Templeton and Hockstein eventually encouraged Burrell to enter Baltimore’s Best Hon contest. She was resistant for years but succumbed to the two Hons’ pleas last year. “I don’t know what made me agree,” Burrell says. “I guess it’s because I trusted them.”

 

“PRIOR YEARS, THE BLACK COMMUNITY HAS NOT BEEN REPRESENTED AT THIS FESTIVAL.”

 

She went on to win the crown in the competition, during which the top 10 contestants are picked on Saturday and then come back on Sunday to perform a talent and discuss their goals to make Baltimore a better place. On the first day, Burrell, inspired by the lemon stick, a classic Baltimore treat, wore a dress splashed with print lemons, accessorizing with a red- and-white headband with a bow and matching gloves. On stage, contestants were asked to say a Bawlmerese word. Burrell’s word was “tin foil” (yes, aluminum foil).

“Growing up in Baltimore, this was a no-brainer,” she says with a laugh. “Tin foil, you wrap your food in it.”

Baltimore's Best Hon 2022 winner Naomi Burrell. —Courtesy of HonFest via Facebook

On the second day, she serenaded the audience with Bob Marley’s “Three Little Birds,” wearing a Caribbean outfit that included a grass skirt and lei. She chose Baltimore’s hidden treasures as her platform.

“I’m a Baltimore native, and there is so much here that people don’t know about,” she says.

When the judges announced her name, Burrell, 40, experienced a range of emotions, from shock to joy. She wasn’t the first POC winner—Hockstein says there were two previous winners of color: one Native American, the other from a Black and Italian background—but Burrell appreciated its significance.

“It’s why my win is so important,” she says. “Hons are from all cultures, especially African Americans. I’m grateful we’re getting to a place where we’re being included.”

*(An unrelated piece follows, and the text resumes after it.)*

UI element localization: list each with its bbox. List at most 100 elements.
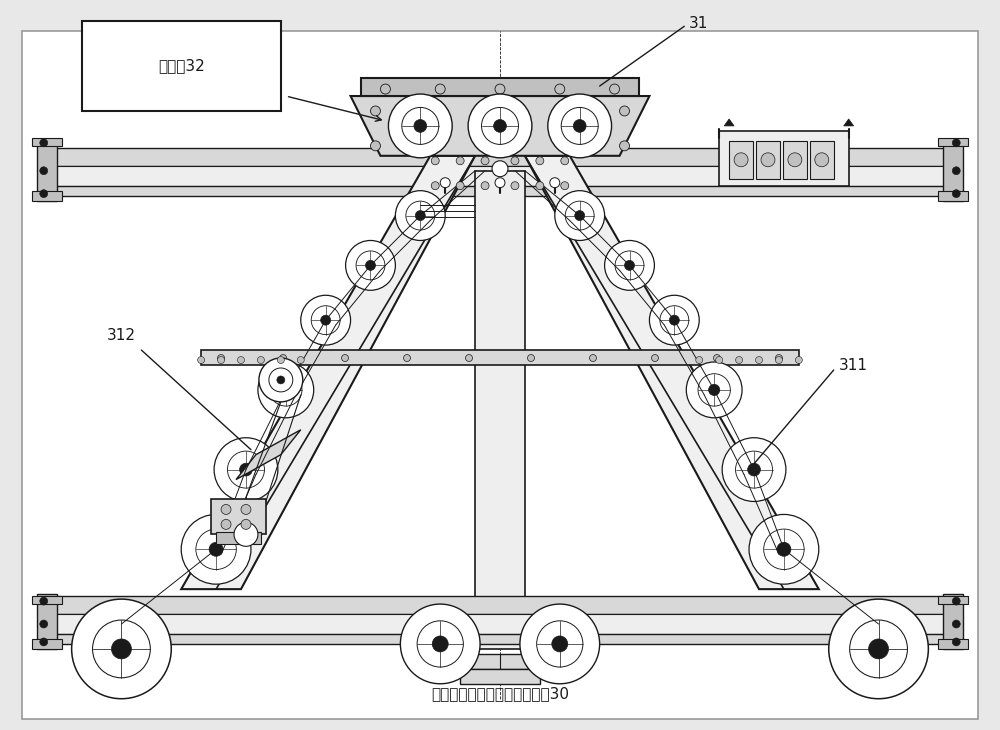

Chris Riehl, a longtime Baltimore tour guide who also sings at the festival, will be judging this year’s contest for the second time.

“It’s more than big hair and outfits,” he says, describing what he looks for in a winner. “It’s a combination of energy, creativity, spirit, and enthusiasm, and how they will find ways to make Baltimore better.”

Besides the adult contest, two other pageants are held during HonFest: Lil’ Miss Hons for ages 3-7 and Honettes for ages 8-14. The youngest Hons don’t compete for a title. Instead, each youngster is given a crown and a goodie bag.

The organizers were still deciding at press time about whether to select a Honette winner this year. They have in the past, but they feel like the contestants have been through enough after COVID. Still, they look for future Hons among the group—an effort to stave off the belief that the Hon is a dying breed. “We do recruit them,” Hockstein says.

And why should Baltimoreans care that the tradition continues? Well, first and foremost, it’s a fun event, but the HonFest Hons aren’t just about dressing up for two days in June. There is a philanthropic arm called Hon Hive, where participants donate their time and talents to various causes like Baltimore Station, a residential treatment program for veterans; Hampden Family Center, a community program that offers support groups, youth activities, and other services to area residents; and HER Resiliency Center, which helps women between the ages of 18 and 25 who may be facing domestic violence, sexual exploitation, substance abuse, and homelessness.

The Hon Hive also engages in outreach by performing at events throughout the year. “We get to do fun things,” says Templeton. “Our goal is to connect Baltimore, so it’s not just one little pocket here or one little pocket there.”

A criticism that’s been leveled against the Hons is that out-of-towners, who have no connection to Baltimore and Hon culture, are adopting a Hon persona when they attend the festival, which, to some, seems insincere. That accusation doesn’t bother the Hons at all.

“The tourists love us,” Hockstein says. “We invite everyone. We’re diverse and inclusive.”